Resolution is handled by the UMA optimistic oracle on Polygon. A proposer submits the outcome, a 2-hour dispute window opens, and if uncontested the payout is final. Contested outcomes escalate to UMA token holders.
This prediction market is scheduled to close on 4 August 2026. After the resolving event occurs, settlement typically clears within 24 hours once the UMA optimistic oracle confirms the outcome. All payouts are in USDC on the Polygon network.
To trade on this prediction market, create a free PolyGram account at polygram.ink, deposit USDC via Polygon, and place a YES or NO order on the outcome you believe in. You can learn more on our how-it-works page. Your maximum loss is limited to your stake — there is no leverage or margin.
When the outcome is determined, winning YES shares pay out $1.00 each in USDC, while losing shares pay $0. Settlement is handled by the UMA optimistic oracle on Polygon — a proposer submits the result, a two-hour dispute window opens, and if uncontested, payouts are distributed automatically. You can withdraw your winnings to any Polygon wallet.

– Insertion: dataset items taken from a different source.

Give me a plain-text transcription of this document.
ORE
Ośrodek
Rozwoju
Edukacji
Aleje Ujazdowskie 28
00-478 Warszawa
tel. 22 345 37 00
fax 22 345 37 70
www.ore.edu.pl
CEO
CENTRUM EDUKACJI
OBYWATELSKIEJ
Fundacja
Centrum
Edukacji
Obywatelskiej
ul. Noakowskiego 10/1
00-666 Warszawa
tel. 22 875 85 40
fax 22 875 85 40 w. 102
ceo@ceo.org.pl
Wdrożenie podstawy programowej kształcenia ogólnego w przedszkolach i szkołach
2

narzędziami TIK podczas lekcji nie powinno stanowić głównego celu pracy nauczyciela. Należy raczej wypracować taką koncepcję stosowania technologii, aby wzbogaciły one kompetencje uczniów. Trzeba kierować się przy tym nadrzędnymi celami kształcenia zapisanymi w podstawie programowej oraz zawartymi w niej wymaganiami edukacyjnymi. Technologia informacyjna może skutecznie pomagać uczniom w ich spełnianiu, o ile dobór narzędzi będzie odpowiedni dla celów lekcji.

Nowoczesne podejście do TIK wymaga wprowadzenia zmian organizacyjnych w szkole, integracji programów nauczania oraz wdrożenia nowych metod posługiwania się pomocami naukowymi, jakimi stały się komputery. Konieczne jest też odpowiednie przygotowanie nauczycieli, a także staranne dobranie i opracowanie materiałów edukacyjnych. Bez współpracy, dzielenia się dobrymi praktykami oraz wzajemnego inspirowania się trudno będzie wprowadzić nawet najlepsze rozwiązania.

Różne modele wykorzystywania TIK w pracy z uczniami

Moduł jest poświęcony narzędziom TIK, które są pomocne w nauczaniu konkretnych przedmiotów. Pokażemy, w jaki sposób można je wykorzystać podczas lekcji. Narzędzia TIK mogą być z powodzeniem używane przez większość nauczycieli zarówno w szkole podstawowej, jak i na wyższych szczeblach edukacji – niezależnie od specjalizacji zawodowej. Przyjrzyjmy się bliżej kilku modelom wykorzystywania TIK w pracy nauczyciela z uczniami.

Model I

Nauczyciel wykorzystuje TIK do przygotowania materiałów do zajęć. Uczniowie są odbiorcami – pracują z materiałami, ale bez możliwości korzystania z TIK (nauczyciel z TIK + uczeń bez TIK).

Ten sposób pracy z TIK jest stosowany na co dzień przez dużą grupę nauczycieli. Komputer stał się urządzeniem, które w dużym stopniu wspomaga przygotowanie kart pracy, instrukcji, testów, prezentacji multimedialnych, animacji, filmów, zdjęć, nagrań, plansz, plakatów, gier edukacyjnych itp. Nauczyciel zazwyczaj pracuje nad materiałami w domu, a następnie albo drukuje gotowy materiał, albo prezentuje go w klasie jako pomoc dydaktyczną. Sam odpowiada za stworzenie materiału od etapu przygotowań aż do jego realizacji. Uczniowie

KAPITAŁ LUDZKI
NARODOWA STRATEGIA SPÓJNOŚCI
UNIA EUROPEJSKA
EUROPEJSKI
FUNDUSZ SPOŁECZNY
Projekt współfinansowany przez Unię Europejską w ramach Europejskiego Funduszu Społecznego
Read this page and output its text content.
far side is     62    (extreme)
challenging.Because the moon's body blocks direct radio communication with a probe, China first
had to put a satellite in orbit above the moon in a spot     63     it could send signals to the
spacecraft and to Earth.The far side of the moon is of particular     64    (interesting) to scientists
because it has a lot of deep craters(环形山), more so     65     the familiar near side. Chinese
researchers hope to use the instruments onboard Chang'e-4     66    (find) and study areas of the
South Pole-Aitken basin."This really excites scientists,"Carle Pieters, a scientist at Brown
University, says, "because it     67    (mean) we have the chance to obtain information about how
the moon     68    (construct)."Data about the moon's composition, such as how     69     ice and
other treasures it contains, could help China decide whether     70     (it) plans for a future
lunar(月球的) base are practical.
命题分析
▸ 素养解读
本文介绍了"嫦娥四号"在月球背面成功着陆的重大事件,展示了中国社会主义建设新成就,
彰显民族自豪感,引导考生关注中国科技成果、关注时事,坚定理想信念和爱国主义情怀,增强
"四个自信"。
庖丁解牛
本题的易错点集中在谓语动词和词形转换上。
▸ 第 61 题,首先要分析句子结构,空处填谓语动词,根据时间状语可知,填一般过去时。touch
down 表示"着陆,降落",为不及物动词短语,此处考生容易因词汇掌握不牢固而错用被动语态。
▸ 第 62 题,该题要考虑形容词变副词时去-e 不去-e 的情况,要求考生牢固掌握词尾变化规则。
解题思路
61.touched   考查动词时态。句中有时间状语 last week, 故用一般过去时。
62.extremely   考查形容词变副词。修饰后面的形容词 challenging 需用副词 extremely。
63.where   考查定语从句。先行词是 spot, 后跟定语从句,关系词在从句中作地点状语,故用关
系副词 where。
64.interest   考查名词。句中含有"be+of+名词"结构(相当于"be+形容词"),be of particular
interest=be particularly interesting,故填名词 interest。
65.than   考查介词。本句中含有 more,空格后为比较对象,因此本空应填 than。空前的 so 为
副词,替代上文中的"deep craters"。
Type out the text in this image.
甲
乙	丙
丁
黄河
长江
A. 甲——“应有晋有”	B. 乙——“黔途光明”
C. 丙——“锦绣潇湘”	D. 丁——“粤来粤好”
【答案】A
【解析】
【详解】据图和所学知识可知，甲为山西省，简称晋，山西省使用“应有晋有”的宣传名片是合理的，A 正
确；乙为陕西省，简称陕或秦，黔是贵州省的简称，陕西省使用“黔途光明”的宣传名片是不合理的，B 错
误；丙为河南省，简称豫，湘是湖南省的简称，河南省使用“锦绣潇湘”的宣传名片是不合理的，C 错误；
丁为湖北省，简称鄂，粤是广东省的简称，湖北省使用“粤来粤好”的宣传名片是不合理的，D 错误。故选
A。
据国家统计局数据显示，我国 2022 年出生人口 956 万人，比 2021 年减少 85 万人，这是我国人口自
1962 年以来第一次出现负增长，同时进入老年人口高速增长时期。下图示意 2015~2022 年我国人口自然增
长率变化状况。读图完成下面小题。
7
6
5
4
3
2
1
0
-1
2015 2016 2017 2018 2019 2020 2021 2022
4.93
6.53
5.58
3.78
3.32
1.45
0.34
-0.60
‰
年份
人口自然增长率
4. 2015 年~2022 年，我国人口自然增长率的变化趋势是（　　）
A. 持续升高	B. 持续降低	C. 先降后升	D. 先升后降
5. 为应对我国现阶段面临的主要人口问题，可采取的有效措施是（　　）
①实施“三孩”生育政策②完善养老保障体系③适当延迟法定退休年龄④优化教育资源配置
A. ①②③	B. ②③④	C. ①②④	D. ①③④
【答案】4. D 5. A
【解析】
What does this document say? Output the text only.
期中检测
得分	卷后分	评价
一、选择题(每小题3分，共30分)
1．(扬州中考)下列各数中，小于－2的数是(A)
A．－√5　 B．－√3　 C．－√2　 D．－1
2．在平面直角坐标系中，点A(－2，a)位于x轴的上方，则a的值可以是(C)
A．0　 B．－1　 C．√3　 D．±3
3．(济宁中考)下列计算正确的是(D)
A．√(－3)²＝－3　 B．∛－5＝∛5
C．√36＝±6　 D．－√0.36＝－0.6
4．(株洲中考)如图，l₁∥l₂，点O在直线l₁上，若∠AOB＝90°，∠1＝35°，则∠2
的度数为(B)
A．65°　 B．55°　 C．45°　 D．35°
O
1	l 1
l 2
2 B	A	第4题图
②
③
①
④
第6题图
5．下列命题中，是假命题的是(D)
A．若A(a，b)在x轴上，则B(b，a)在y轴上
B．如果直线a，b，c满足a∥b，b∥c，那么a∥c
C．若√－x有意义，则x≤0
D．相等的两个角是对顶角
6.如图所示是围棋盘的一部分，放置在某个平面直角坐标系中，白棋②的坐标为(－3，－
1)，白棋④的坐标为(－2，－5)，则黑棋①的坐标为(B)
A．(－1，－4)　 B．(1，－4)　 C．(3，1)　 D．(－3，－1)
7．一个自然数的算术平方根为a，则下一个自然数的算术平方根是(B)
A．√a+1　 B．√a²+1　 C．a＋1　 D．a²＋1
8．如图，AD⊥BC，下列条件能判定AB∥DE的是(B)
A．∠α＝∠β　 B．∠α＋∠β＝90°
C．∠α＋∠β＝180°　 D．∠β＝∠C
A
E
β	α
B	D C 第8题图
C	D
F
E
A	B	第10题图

Prediction-market positions can lose 100% of staked capital. Outcomes are uncertain by definition — historical accuracy of crowd-implied probabilities is high in aggregate but not for any single market. PolyGram does not provide investment advice. Trade only with capital you can afford to lose.
Regulatory status varies by jurisdiction. Germany, the United States, and most EU countries treat Polymarket-style event contracts under one of three frameworks: financial derivative, gambling product, or unregulated novel asset. Consult local counsel before trading.